No es sólo Olmos. Un amigo que me he cruzado (acompañados de nuestros respectivos y preceptivos canes) ha vuelto a sorprenderme al contarme que se pasa el día haciéndose el sueco. Alega sin cesar desconocimiento de las normas que cimentan la nueva normalidad. Como mi amigo es o era muy puntilloso, empiezo a sospechar que este estado de alarma puede estar produciendo un efecto colateral.

En habiendo tal abundancia de reglas, algunas bastante arbitrarias, jaleadas por la llamada (y que me perdone la policía) "policía de los balcones", incumplidas (véase la cuarentena de Iglesias) por los mismos que las promulgan, con poco debate social previo, con alteraciones sobre la marcha, etc., la gente empieza a despegarse del cumplimiento escrupuloso. Lo que no anima ni justifica ninguna falta de responsabilidad, sino quizá todo lo contrario.
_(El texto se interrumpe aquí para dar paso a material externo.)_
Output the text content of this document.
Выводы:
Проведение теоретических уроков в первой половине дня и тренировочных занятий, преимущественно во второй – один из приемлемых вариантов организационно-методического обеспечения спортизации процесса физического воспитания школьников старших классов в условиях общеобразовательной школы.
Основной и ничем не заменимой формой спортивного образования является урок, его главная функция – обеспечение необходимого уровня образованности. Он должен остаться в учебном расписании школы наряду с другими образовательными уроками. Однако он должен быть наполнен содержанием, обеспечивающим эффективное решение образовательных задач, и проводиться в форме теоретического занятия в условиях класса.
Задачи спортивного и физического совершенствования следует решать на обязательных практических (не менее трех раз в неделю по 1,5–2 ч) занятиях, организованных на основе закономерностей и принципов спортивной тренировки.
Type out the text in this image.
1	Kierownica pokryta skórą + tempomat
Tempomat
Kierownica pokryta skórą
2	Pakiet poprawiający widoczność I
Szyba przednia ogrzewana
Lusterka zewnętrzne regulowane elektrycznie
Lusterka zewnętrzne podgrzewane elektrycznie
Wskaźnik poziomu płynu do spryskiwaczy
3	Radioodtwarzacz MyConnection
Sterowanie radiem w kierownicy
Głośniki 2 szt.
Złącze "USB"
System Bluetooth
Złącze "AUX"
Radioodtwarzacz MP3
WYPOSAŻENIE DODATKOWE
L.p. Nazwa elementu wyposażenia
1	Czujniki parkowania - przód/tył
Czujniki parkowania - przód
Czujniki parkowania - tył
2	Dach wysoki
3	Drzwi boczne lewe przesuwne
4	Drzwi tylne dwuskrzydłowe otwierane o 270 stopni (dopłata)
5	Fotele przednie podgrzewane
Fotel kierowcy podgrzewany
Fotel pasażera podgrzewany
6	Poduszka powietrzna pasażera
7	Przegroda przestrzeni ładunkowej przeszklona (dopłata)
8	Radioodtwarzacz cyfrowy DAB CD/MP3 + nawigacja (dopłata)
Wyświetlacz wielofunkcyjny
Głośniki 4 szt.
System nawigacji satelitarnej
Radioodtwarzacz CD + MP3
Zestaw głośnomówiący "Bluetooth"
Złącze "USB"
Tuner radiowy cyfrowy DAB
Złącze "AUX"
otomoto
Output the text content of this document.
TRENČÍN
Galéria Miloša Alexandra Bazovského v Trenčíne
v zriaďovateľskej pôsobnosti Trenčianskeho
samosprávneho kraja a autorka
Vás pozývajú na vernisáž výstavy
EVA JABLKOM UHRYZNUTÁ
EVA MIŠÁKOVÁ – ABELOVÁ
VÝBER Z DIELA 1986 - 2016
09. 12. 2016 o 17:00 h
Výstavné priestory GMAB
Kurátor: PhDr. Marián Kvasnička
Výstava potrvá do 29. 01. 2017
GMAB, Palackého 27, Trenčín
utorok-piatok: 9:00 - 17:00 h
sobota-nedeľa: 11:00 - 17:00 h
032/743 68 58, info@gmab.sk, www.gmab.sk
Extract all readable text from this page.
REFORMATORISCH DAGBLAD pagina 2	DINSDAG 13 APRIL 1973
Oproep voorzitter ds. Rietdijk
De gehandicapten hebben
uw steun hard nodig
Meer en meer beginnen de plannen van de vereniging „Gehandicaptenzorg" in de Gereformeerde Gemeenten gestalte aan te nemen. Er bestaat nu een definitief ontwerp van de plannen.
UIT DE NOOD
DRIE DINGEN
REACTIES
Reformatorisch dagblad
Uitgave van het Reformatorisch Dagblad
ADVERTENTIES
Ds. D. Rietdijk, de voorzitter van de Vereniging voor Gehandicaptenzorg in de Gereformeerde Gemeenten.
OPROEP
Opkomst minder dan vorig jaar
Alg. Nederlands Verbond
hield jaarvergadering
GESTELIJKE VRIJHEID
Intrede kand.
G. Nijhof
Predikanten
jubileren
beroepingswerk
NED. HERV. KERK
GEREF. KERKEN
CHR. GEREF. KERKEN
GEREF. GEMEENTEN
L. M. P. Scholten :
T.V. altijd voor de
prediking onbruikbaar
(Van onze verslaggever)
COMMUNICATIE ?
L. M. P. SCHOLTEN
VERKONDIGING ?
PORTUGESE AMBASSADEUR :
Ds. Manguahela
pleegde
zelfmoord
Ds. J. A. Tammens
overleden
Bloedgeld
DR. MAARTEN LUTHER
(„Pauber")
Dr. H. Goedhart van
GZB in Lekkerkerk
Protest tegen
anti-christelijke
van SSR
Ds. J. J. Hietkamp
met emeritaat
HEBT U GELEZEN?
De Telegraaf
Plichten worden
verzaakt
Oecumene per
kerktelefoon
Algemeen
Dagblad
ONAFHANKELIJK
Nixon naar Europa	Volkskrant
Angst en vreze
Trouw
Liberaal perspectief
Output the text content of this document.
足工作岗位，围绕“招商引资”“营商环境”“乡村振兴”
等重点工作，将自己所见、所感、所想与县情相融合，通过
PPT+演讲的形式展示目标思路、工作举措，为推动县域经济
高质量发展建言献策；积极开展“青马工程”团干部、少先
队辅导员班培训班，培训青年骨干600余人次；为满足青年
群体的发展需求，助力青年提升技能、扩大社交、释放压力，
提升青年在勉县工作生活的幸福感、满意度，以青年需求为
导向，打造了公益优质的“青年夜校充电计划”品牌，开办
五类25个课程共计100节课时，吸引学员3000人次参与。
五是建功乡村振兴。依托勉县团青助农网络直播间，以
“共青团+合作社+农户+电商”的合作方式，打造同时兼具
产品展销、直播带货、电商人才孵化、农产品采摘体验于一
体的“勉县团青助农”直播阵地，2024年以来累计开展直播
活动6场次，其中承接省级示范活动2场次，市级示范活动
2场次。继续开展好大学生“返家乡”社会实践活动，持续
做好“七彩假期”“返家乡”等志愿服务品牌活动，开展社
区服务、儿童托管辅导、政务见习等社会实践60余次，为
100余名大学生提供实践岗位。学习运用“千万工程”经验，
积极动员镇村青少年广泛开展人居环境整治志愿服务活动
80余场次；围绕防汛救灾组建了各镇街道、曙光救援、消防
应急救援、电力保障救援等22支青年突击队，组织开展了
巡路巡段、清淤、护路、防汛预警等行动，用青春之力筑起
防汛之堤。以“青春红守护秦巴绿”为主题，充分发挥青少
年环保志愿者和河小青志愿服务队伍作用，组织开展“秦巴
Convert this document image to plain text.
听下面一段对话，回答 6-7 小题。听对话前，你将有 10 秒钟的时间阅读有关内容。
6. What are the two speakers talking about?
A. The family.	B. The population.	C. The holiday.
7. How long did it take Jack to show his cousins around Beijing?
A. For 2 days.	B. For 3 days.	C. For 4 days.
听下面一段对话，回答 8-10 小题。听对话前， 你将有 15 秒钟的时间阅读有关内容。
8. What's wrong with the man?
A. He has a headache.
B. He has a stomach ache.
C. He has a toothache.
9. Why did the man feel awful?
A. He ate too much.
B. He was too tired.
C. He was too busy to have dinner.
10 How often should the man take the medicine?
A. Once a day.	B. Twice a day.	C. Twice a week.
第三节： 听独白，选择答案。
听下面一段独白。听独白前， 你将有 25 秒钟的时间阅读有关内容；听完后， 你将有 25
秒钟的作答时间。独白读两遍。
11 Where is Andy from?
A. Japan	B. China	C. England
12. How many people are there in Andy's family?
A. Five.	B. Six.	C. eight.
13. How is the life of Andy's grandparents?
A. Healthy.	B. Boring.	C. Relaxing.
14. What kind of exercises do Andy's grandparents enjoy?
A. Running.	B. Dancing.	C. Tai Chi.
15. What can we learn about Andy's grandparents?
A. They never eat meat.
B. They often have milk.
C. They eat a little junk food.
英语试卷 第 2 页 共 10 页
La coyuntura cae o sobre el terreno fértil del orgullo rebelde del hidalgo español, siempre predispuesto al fuero y al privilegio (no en el sentido socialdemócrata de prebenda, sino en el original de ley personalizada), o, en el peor de los casos, sobre el campo agreste de la picaresca hispánica. A la propensión patria a ponernos el mundo por montera o a saltarnos las reglas a la torera lo único que le faltaba es que nos toquen las palmas.